Ora il carrier UMTS sta valutando se chiedere i danni al competitor che aveva ottenuto la sospensione temporanea della campagna promozionale

Roma - Il Tribunale di Milano ha stabilito che la campagna pubblicitaria di TRE a supporto dell'offerta "Supericarica 9000" non è ingannevole.
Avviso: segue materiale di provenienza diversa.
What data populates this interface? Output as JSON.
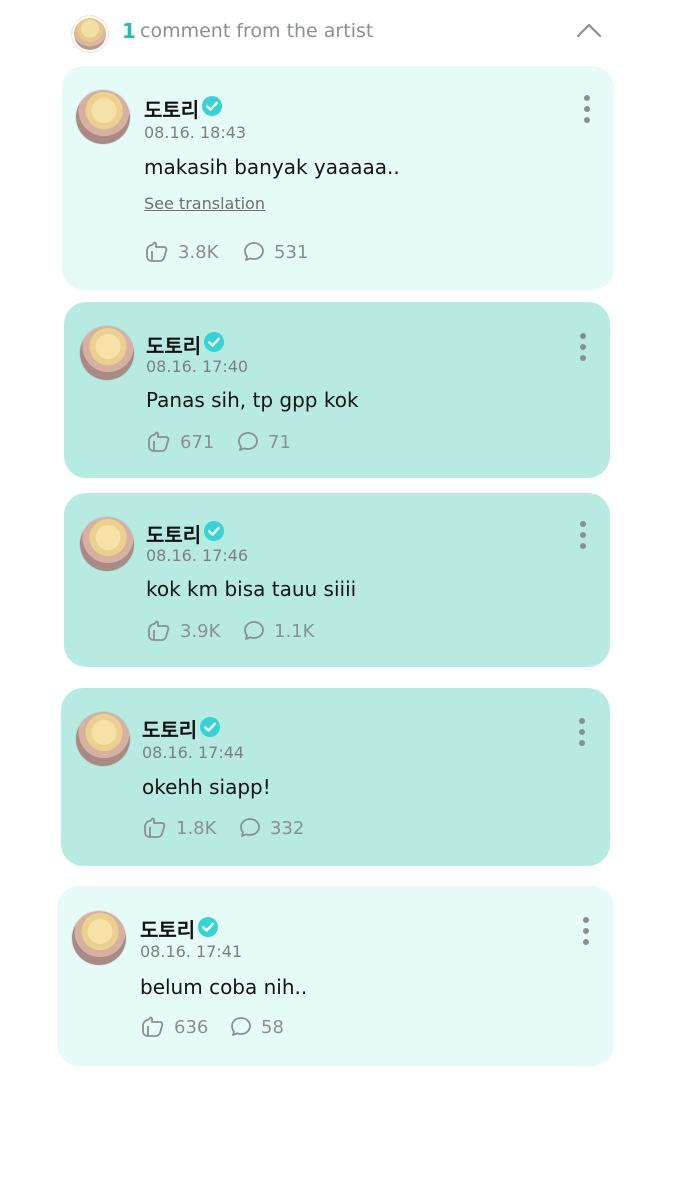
{
  "header": {
    "count": "1",
    "label": "comment from the artist"
  },
  "comments": [
    {
      "author": "도토리",
      "time": "08.16. 18:43",
      "text": "makasih banyak yaaaaa..",
      "translate": "See translation",
      "likes": "3.8K",
      "replies": "531"
    },
    {
      "author": "도토리",
      "time": "08.16. 17:40",
      "text": "Panas sih, tp gpp kok",
      "likes": "671",
      "replies": "71"
    },
    {
      "author": "도토리",
      "time": "08.16. 17:46",
      "text": "kok km bisa tauu siiii",
      "likes": "3.9K",
      "replies": "1.1K"
    },
    {
      "author": "도토리",
      "time": "08.16. 17:44",
      "text": "okehh siapp!",
      "likes": "1.8K",
      "replies": "332"
    },
    {
      "author": "도토리",
      "time": "08.16. 17:41",
      "text": "belum coba nih..",
      "likes": "636",
      "replies": "58"
    }
  ],
  "colors": {
    "accent": "#2bb7b3",
    "card_light": "#e6fbf7",
    "card_mid": "#b7ebe2",
    "badge": "#37d2d6"
  },
  "icons": [
    "avatar",
    "verified-badge-icon",
    "more-vertical-icon",
    "chevron-up-icon",
    "like-icon",
    "comment-icon"
  ]
}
L'ordinanza respinge quindi totalmente il ricorso inoltrato da Vodafone, che accusava TRE di operare concorrenza sleale mediante una pubblicità ingannevole.
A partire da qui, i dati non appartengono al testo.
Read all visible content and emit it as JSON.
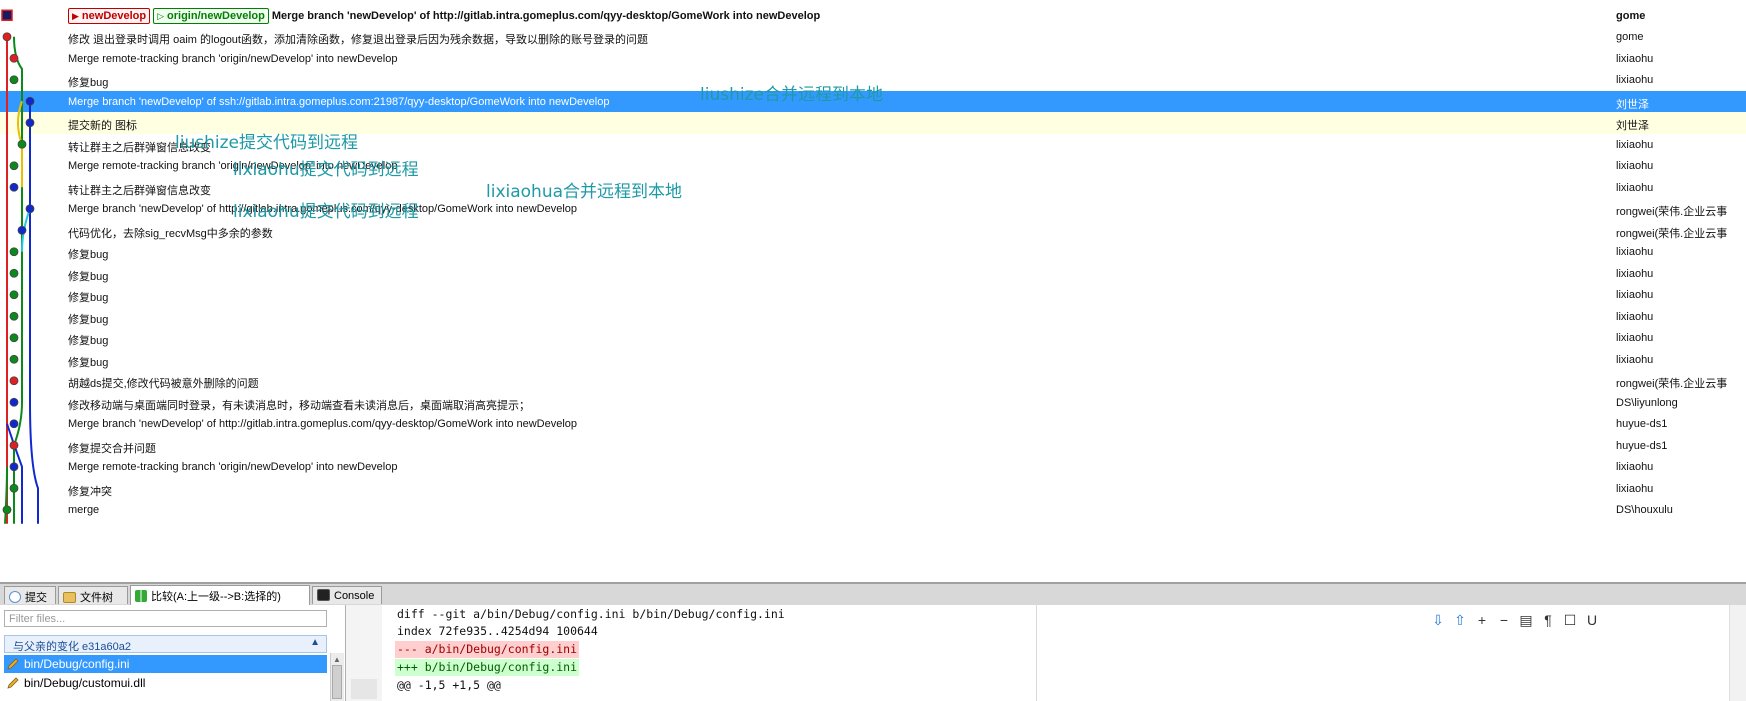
{
  "commits": [
    {
      "refs": [
        {
          "type": "local",
          "label": "newDevelop"
        },
        {
          "type": "remote",
          "label": "origin/newDevelop"
        }
      ],
      "message": "Merge branch 'newDevelop' of http://gitlab.intra.gomeplus.com/qyy-desktop/GomeWork into newDevelop",
      "author": "gome"
    },
    {
      "refs": [],
      "message": "修改 退出登录时调用 oaim 的logout函数，添加清除函数，修复退出登录后因为残余数据，导致以删除的账号登录的问题",
      "author": "gome"
    },
    {
      "refs": [],
      "message": "Merge remote-tracking branch 'origin/newDevelop' into newDevelop",
      "author": "lixiaohu"
    },
    {
      "refs": [],
      "message": "修复bug",
      "author": "lixiaohu"
    },
    {
      "refs": [],
      "message": "Merge branch 'newDevelop' of ssh://gitlab.intra.gomeplus.com:21987/qyy-desktop/GomeWork into newDevelop",
      "author": "刘世泽"
    },
    {
      "refs": [],
      "message": "提交新的 图标",
      "author": "刘世泽"
    },
    {
      "refs": [],
      "message": "转让群主之后群弹窗信息改变",
      "author": "lixiaohu"
    },
    {
      "refs": [],
      "message": "Merge remote-tracking branch 'origin/newDevelop' into newDevelop",
      "author": "lixiaohu"
    },
    {
      "refs": [],
      "message": "转让群主之后群弹窗信息改变",
      "author": "lixiaohu"
    },
    {
      "refs": [],
      "message": "Merge branch 'newDevelop' of http://gitlab.intra.gomeplus.com/qyy-desktop/GomeWork into newDevelop",
      "author": "rongwei(荣伟.企业云事"
    },
    {
      "refs": [],
      "message": "代码优化，去除sig_recvMsg中多余的参数",
      "author": "rongwei(荣伟.企业云事"
    },
    {
      "refs": [],
      "message": "修复bug",
      "author": "lixiaohu"
    },
    {
      "refs": [],
      "message": "修复bug",
      "author": "lixiaohu"
    },
    {
      "refs": [],
      "message": "修复bug",
      "author": "lixiaohu"
    },
    {
      "refs": [],
      "message": "修复bug",
      "author": "lixiaohu"
    },
    {
      "refs": [],
      "message": "修复bug",
      "author": "lixiaohu"
    },
    {
      "refs": [],
      "message": "修复bug",
      "author": "lixiaohu"
    },
    {
      "refs": [],
      "message": "胡越ds提交,修改代码被意外删除的问题",
      "author": "rongwei(荣伟.企业云事"
    },
    {
      "refs": [],
      "message": "修改移动端与桌面端同时登录，有未读消息时，移动端查看未读消息后，桌面端取消高亮提示；",
      "author": "DS\\liyunlong"
    },
    {
      "refs": [],
      "message": "Merge branch 'newDevelop' of http://gitlab.intra.gomeplus.com/qyy-desktop/GomeWork into newDevelop",
      "author": "huyue-ds1"
    },
    {
      "refs": [],
      "message": "修复提交合并问题",
      "author": "huyue-ds1"
    },
    {
      "refs": [],
      "message": "Merge remote-tracking branch 'origin/newDevelop' into newDevelop",
      "author": "lixiaohu"
    },
    {
      "refs": [],
      "message": "修复冲突",
      "author": "lixiaohu"
    },
    {
      "refs": [],
      "message": "merge",
      "author": "DS\\houxulu"
    }
  ],
  "selected_row": 4,
  "highlighted_row": 5,
  "annotations": [
    {
      "text": "liushize合并远程到本地"
    },
    {
      "text": "liushize提交代码到远程"
    },
    {
      "text": "lixiaohu提交代码到远程"
    },
    {
      "text": "lixiaohua合并远程到本地"
    },
    {
      "text": "lixiaohu提交代码到远程"
    }
  ],
  "tabs": [
    {
      "label": "提交",
      "icon": "commit-icon"
    },
    {
      "label": "文件树",
      "icon": "folder-tree-icon"
    },
    {
      "label": "比较(A:上一级-->B:选择的)",
      "icon": "compare-icon"
    },
    {
      "label": "Console",
      "icon": "console-icon"
    }
  ],
  "active_tab": 2,
  "file_filter": {
    "placeholder": "Filter files..."
  },
  "changes_header": "与父亲的变化 e31a60a2",
  "files": [
    {
      "name": "bin/Debug/config.ini",
      "selected": true
    },
    {
      "name": "bin/Debug/customui.dll",
      "selected": false
    }
  ],
  "diff_lines": [
    {
      "text": "diff --git a/bin/Debug/config.ini b/bin/Debug/config.ini",
      "kind": "meta"
    },
    {
      "text": "index 72fe935..4254d94 100644",
      "kind": "meta"
    },
    {
      "text": "--- a/bin/Debug/config.ini",
      "kind": "del"
    },
    {
      "text": "+++ b/bin/Debug/config.ini",
      "kind": "add"
    },
    {
      "text": "@@ -1,5 +1,5 @@",
      "kind": "meta"
    }
  ],
  "toolbar": {
    "wrap_label": "U"
  },
  "graph_colors": {
    "red": "#e02020",
    "blue": "#1028d0",
    "green": "#0a8a1a",
    "cyan": "#28c8e0",
    "yellow": "#e8c000"
  }
}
D'accordo con Vodafone si erano mostrate anche Federconsumatori e Adusbef, che avevano descritto la campagna come "uno specchietto per le allodole", perché il cliente deve spendere 25 euro al mese per poi ottenere "non una normale ricarica, ma un credito in prestazione dal valore di pochissimi giorni".

Riprendendo argomentazioni presentate dalla difesa di TRE, l'autorità giudiziaria ha appurato che la campagna, già bloccata preventivamente con decreto adottato senza contraddittorio lo scorso 14 luglio, non ha violato in alcun modo il principio di leale concorrenza, potendo contare su un'informazione completa sul sito ufficiale dell'operatore.
Il Tribunale ha anzi specificato che "l'effetto concreto conseguito dal sistema di comunicazione dell'offerta è quello di suscitare l'interesse del pubblico per l'iniziativa", per poi essere oggetto di approfondimento presso i punti vendita in fase di accettazione dell'offerta.

In base all'ordinanza, TRE sta attualmente valutando, per le successive fasi del giudizio, la possibilità di chiedere a Vodafone il risarcimento dei danni che ha subito in seguito al blocco preventivo della campagna pubblicitaria, che aveva per oggetto una promozione valida fino al 31 luglio.